Ama bu soruya daha köklü bir yanıt vermek zorundayız.
Ormanlar bireysel hatalardan değil, sistemin doğaya karşı geliştirdiği tahakküm ilişkisinden yanıyor. Her yaz bu barut fıçısı yeniden patlıyor.
Ormanları yakan sadece ihmaller değil, doğaya ve kadınlara karşı yüzyıllardır süregelen tahakküm ilişkisidir.
Orman Genel Müdürlüğü açıklama yapıyor: “Ormanlarımız yanıyor… Canlılar yuvasız kalıyor. Şehitler veriyoruz, içimiz yanıyor… Ve biliyor musunuz? Bu yangınların neredeyse tamamı insan eliyle çıkıyor.”

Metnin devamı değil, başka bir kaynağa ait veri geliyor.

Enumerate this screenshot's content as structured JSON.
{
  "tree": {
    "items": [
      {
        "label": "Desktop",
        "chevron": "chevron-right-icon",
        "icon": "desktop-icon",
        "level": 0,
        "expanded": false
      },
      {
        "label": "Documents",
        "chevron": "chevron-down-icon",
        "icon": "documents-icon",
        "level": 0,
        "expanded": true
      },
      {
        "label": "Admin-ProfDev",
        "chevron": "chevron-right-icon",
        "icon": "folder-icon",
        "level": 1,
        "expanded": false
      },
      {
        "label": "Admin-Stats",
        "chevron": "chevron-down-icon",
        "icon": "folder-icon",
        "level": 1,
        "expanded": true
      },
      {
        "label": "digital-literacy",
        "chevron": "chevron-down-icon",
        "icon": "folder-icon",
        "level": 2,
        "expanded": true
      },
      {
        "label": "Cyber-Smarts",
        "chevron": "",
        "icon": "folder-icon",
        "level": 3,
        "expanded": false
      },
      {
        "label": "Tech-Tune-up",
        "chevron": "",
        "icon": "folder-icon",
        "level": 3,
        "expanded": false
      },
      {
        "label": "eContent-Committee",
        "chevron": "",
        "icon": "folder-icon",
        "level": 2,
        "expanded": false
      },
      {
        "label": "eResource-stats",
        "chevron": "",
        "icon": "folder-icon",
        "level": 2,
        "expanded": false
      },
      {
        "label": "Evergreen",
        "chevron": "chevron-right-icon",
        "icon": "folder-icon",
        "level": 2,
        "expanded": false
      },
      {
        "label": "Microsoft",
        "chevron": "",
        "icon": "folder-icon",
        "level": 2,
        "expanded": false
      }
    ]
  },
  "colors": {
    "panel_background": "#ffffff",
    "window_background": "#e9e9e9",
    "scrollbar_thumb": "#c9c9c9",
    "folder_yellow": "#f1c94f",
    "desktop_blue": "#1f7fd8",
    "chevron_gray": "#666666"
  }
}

Ormanlar yanıyor, yetkililer faili ‘insan eli’ olarak gösteriyor. Ama hangi insanın eli? Suçun failini kişiselleştiren ama toplumsal sorumluluğu görünmez kılan bir dil bu. Orman yangınlarından sadece iklim krizini sorumlu tutmak da bu krizin, dünya düzeninin politik ve ekonomik tercihlerinin sonucu olduğu gerçeğini hafifletiyor.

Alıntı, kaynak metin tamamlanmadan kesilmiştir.